Disusun oleh: Dr. Nurzainah Ginting (Prog. Studi Peternakan, Universitas Sumatera Utara)

Kabupaten Samosir merupakan daerah pulau yaitu seluruh Pulau Samosir yang dikelilingi oleh Danau Toba ditambah sebagian wilayah daratan Pulau Sumatera. Kebanyakan masyarakat memelihara ternak kerbau terutama di Pulau Samosir. Kerbau (Bubalis Bubalis) di Kabupaten Samosir adalah salah satu ruminansia besar yang paling tinggi populasinya di Provinsi Sumatera Utara. Kerbau  di Samosir didominasi oleh swamp buffalo. Hewan endemik tersebut merupakan tumpuan hajat hidup warga namun terjadi trend  penurunan populasi dengan berbagai sebab. Populasi kerbau di Pulau Samosir pada 2021 adalah  17.352 ekor dimana data lima tahun sebelumnya 2017 adalah 24.207 ekor.  Salah satu penyebab turunnya populasi adalah penyakit.

Penyakit yang outbreak beberapa kali adalah Haemorrhagic septicaemia (HS). Outbreak HS dapat terjadi berulang ulang yang mana menyebabkan kerugian besar pada peternak. Di Malaysia, terjadi 48 kali outbreaks  dari 1994 sampai 2005, dengan jumlah kematian 921 kerbau mati dan 394 sapi yang mati.  Kerbau lebih rentan terhadap penyakit HS.  Outbreak terbesar di Pulau Samosir, mencapai ratusan ekor kerbau dan sapi pada tahun 2018.

Dr. Nurzainah Ginting (Prog. Studi Peternakan, Universitas Sumatera Utara)

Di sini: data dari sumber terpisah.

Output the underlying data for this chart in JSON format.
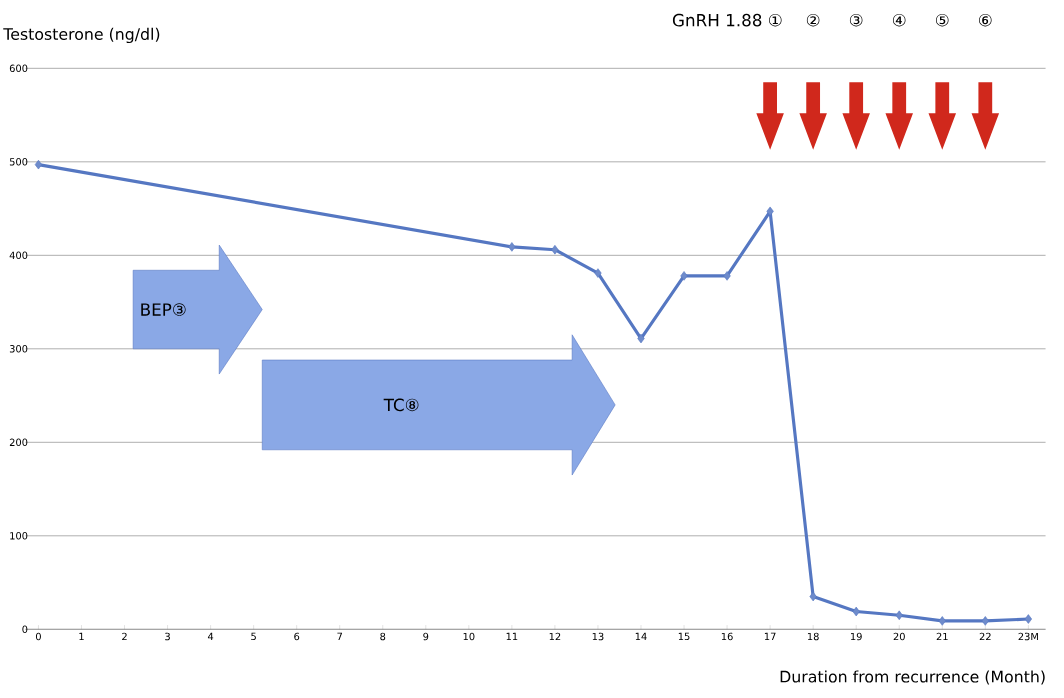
{
  "chart_data": {
    "type": "line",
    "ylabel": "Testosterone (ng/dl)",
    "xlabel": "Duration from recurrence (Month)",
    "categories": [
      "0",
      "1",
      "2",
      "3",
      "4",
      "5",
      "6",
      "7",
      "8",
      "9",
      "10",
      "11",
      "12",
      "13",
      "14",
      "15",
      "16",
      "17",
      "18",
      "19",
      "20",
      "21",
      "22",
      "23M"
    ],
    "series": [
      {
        "color": "#5577c2",
        "values": [
          497,
          null,
          null,
          null,
          null,
          null,
          null,
          null,
          null,
          null,
          null,
          409,
          406,
          381,
          311,
          378,
          378,
          447,
          35,
          19,
          15,
          9,
          9,
          11
        ]
      }
    ],
    "ylim": [
      0,
      600
    ],
    "yticks": [
      0,
      100,
      200,
      300,
      400,
      500,
      600
    ],
    "grid": "y",
    "marker": "diamond",
    "line_style": "solid",
    "annotations": [
      "BEP③",
      "TC⑧",
      "GnRH 1.88 ①",
      "②",
      "③",
      "④",
      "⑤",
      "⑥"
    ]
  }
}
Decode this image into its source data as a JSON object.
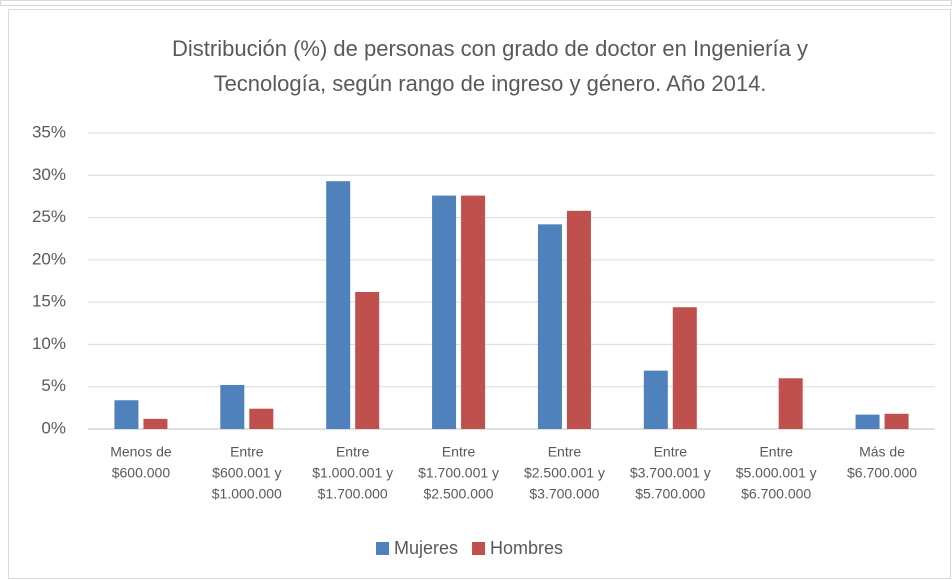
{
  "chart_data": {
    "type": "bar",
    "title": [
      "Distribución (%) de personas con grado de doctor en Ingeniería y",
      "Tecnología, según rango de ingreso y género. Año 2014."
    ],
    "categories": [
      [
        "Menos de",
        "$600.000"
      ],
      [
        "Entre",
        "$600.001 y",
        "$1.000.000"
      ],
      [
        "Entre",
        "$1.000.001 y",
        "$1.700.000"
      ],
      [
        "Entre",
        "$1.700.001 y",
        "$2.500.000"
      ],
      [
        "Entre",
        "$2.500.001 y",
        "$3.700.000"
      ],
      [
        "Entre",
        "$3.700.001 y",
        "$5.700.000"
      ],
      [
        "Entre",
        "$5.000.001 y",
        "$6.700.000"
      ],
      [
        "Más de",
        "$6.700.000"
      ]
    ],
    "series": [
      {
        "name": "Mujeres",
        "color": "#4f81bd",
        "values": [
          3.4,
          5.2,
          29.3,
          27.6,
          24.2,
          6.9,
          0,
          1.7
        ]
      },
      {
        "name": "Hombres",
        "color": "#c0504d",
        "values": [
          1.2,
          2.4,
          16.2,
          27.6,
          25.8,
          14.4,
          6.0,
          1.8
        ]
      }
    ],
    "ylim": [
      0,
      35
    ],
    "yticks": [
      {
        "value": 0,
        "label": "0%"
      },
      {
        "value": 5,
        "label": "5%"
      },
      {
        "value": 10,
        "label": "10%"
      },
      {
        "value": 15,
        "label": "15%"
      },
      {
        "value": 20,
        "label": "20%"
      },
      {
        "value": 25,
        "label": "25%"
      },
      {
        "value": 30,
        "label": "30%"
      },
      {
        "value": 35,
        "label": "35%"
      }
    ],
    "grid": true,
    "legend": "bottom"
  }
}
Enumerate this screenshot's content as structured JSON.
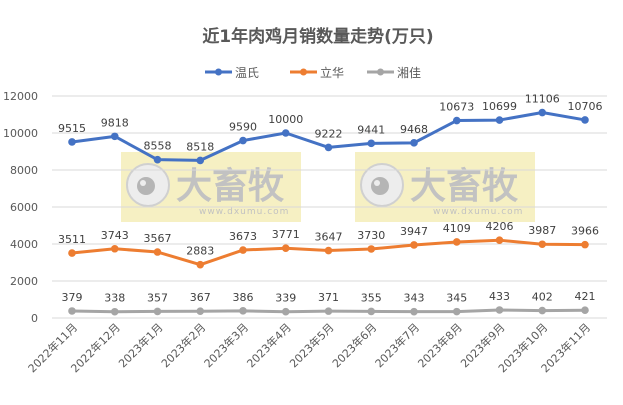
{
  "chart_data": {
    "type": "line",
    "title": "近1年肉鸡月销数量走势(万只)",
    "xlabel": "",
    "ylabel": "",
    "ylim": [
      0,
      12000
    ],
    "yticks": [
      0,
      2000,
      4000,
      6000,
      8000,
      10000,
      12000
    ],
    "grid": true,
    "legend_position": "top",
    "categories": [
      "2022年11月",
      "2022年12月",
      "2023年1月",
      "2023年2月",
      "2023年3月",
      "2023年4月",
      "2023年5月",
      "2023年6月",
      "2023年7月",
      "2023年8月",
      "2023年9月",
      "2023年10月",
      "2023年11月"
    ],
    "series": [
      {
        "name": "温氏",
        "color": "#4472C4",
        "values": [
          9515,
          9818,
          8558,
          8518,
          9590,
          10000,
          9222,
          9441,
          9468,
          10673,
          10699,
          11106,
          10706
        ]
      },
      {
        "name": "立华",
        "color": "#ED7D31",
        "values": [
          3511,
          3743,
          3567,
          2883,
          3673,
          3771,
          3647,
          3730,
          3947,
          4109,
          4206,
          3987,
          3966
        ]
      },
      {
        "name": "湘佳",
        "color": "#A5A5A5",
        "values": [
          379,
          338,
          357,
          367,
          386,
          339,
          371,
          355,
          343,
          345,
          433,
          402,
          421
        ]
      }
    ]
  },
  "watermark": {
    "text": "大畜牧",
    "url_text": "www.dxumu.com"
  }
}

Organisme Pasteurella multocida dapat bertahan hidup selama berjam-jam dan mungkin berhari-hari di tanah yang lembab dan air kubangan kerbau. Organisme ini ditularkan melalui kontak langsung atau tidak langsung. Selain itu, beberapa penelitian telah menunjukkan penularan/  transmisi organisme P. multocida selama wabah penyakit melalui feses, urine, sekret  dari hidung dan mulut. Ada 4 sindrom klinis pada hewan yang sakit. Hewan pertama-tama akan menunjukkan peningkatan suhu di atas 400C, diikuti oleh edema submandibular dan kemudian gangguan pernapasan dengan sekret hidung yang banyak, dan akhirnya berbaring dan mati. Kematian mendadak pada septikemia hemoragik adalah tanda yang biasa diamati oleh peternak di antara hewan yang berkeliaran bebas selama wabah.

Infections area di Pulau Samosir

Luas wilayah Kabupaten Samosir mencapai 2.069,05 km2, terdiri dari luas daratan 1.444,25 km2 dengan topografi dan kontur tanah yang beraneka macam, yaitu datar, landai, miring dan terjal, dan luas danau 624,80 km2. Kabupaten Samosir terdiri dari sembilan kecamatan. Enam dari kecamatan berada di Pulau Samosir sementara tiga kecamatan berada di daratan Pulau Sumatera.

Berdasarkan hasil analisis tutupan lahan di Kabupaten Samosir masih didominasi oleh vegetasi hutan, yaitu sekitar 49% dari total wilayah kabupaten. Namun di lain pihak vegetasi rumput dan tanah terbuka juga cukup dominan, yaitu sekitar 27%. Lahan milik masyarakat merupakan tanah warisan turun temurun dan di lahan tersebut biasanya ternak masyarakat dibiarkan merumput bebas.

Melimpahnya sumber pakan di di hutan maupun padang rumput menyebabkan perkembangan kerbau sangat baik. Di tempat ini, kerbau milik masyarakat dari desa-desa yang berbeda bertemu. Kerbau senang sekali berendam di lumpur, oleh karenanya di lokasi kerbau banyak ditemukan kolam kecil yang dipakai kerbau berendam bergantian.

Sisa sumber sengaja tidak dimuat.